I was a few hours into a conversation with the fish today regarding rugby’s new experimental laws - one was in favour of them, the other against - when I realised I may have crossed over on to the wrong side of that thin line they say exists between genius and insanity.
There will be zinc
BROKEN bones and not being allowed to work may become distant memories before long if a little excavation out Ballyneety direction goes my way.
Some strange characters turned up on our farm not so long ago saying they thought we may have zinc underneath our land. My father told them that he was almost certain he had cows on top of his land and as long as the zinc didn’t make them sick, he wasn’t too pushed about it.
But then the miners asked if we minded them having a little mine to see if indeed there was zinc underneath the Hogan turf.
If the ground did produce zinc, they said they would be willing to part with a few pennies in return for permission to extract the metal.

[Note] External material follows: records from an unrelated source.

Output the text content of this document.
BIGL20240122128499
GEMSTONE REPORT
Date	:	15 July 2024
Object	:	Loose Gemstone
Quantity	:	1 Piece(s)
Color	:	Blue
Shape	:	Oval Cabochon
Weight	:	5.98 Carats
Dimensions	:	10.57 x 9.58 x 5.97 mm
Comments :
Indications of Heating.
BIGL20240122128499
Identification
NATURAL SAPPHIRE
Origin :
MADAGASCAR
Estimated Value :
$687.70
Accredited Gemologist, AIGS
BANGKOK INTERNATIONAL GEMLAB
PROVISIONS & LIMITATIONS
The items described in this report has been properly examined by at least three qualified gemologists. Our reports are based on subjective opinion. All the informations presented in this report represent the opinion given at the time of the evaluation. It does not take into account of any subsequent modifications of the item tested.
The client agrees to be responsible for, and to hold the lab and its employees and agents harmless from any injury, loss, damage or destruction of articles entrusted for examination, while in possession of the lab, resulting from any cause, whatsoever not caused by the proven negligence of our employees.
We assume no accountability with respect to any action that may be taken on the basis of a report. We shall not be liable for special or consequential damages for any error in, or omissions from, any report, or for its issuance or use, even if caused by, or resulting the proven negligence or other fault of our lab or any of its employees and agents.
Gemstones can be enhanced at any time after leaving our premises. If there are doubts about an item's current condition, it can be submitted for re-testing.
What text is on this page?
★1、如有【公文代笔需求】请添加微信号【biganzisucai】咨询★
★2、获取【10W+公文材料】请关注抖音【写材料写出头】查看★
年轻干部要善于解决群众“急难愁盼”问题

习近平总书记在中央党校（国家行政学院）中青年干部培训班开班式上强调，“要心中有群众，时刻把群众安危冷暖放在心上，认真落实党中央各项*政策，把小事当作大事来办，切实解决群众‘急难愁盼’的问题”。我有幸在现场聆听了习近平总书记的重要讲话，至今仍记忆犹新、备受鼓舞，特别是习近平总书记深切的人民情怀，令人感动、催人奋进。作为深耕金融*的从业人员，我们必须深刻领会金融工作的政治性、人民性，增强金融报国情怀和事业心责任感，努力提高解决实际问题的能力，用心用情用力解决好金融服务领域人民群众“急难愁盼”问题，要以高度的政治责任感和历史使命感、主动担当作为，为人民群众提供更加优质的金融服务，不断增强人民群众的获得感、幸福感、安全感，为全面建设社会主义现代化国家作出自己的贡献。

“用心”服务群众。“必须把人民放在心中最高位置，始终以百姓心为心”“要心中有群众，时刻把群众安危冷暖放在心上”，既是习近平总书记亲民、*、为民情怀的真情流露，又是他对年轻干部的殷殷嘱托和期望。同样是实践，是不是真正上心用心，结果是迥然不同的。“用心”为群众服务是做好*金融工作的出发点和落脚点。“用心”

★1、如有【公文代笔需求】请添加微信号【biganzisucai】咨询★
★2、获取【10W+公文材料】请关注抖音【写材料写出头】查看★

Now I understand this may sound a little like a scene from There Will Be Blood where the shady oil man comes out to the country and convinces the slack-jawed yokels to allow him drain their land for all its worth.
However my family’s jaws are well and truly taut and I for one will be demanding nothing less than top dollar for my share of the zinc should it turn up.
Already I have started dreaming about how I will spend the money, with a Lamborghini, an ignorantly large yacht and my own tropical island figuring pretty highly on the list of things to buy.
However, my number one spend would be on the construction of a stadium with a greater capacity than Lansdowne Road, Croke Park and Thomond Park put together, but situated in Bruff Rugby Club.
That’d really shock all the Dublin bigwigs when they come down to Kilballyowen. Who knows? It may even get me on to the starting team.
Feckin’ Galwegians
LOVERS of immaculately-crafted journalism and fart jokes alike will know that in a previous incarnation I penned a column entitled “The Hooker’s Diary”, a slightly off-centre weekly chronicle of events in Bruff RFC.Although it had quite modest beginnings, I nourished “The Diary” with regular installments of double-entendrism, personal attacks and the occasional plea for a woman.Before long I had literally tens of regular readers - some of them from outside my immediate family - and I grew to love the little corner of the paper reserved for my weekly trash talk.Like all good things however, The Hooker’s Diary had to come to an end as the rugby season drew to a close. I accepted that an article advertising the daily goings-on in the life of a hooker may have been somewhat misleading outside of the regular rugby season and brought the diary to a finish.
But imagine my disgust, nay horror, to find this week that a rag in Galway has copied the style, format and even name of my beloved Hooker’s Diary for their own end of providing a “humorous” look at each week’s tag rugby fixtures.
This really isn’t on, there are probably legions of simpletons up West who think they are reading the original Hooker’s Diary.
I know they say imitation is the sincerest form of flattery but I would respond to that by saying, come up with your own ideas for a column you good-for-nothing, unoriginal Galwegians!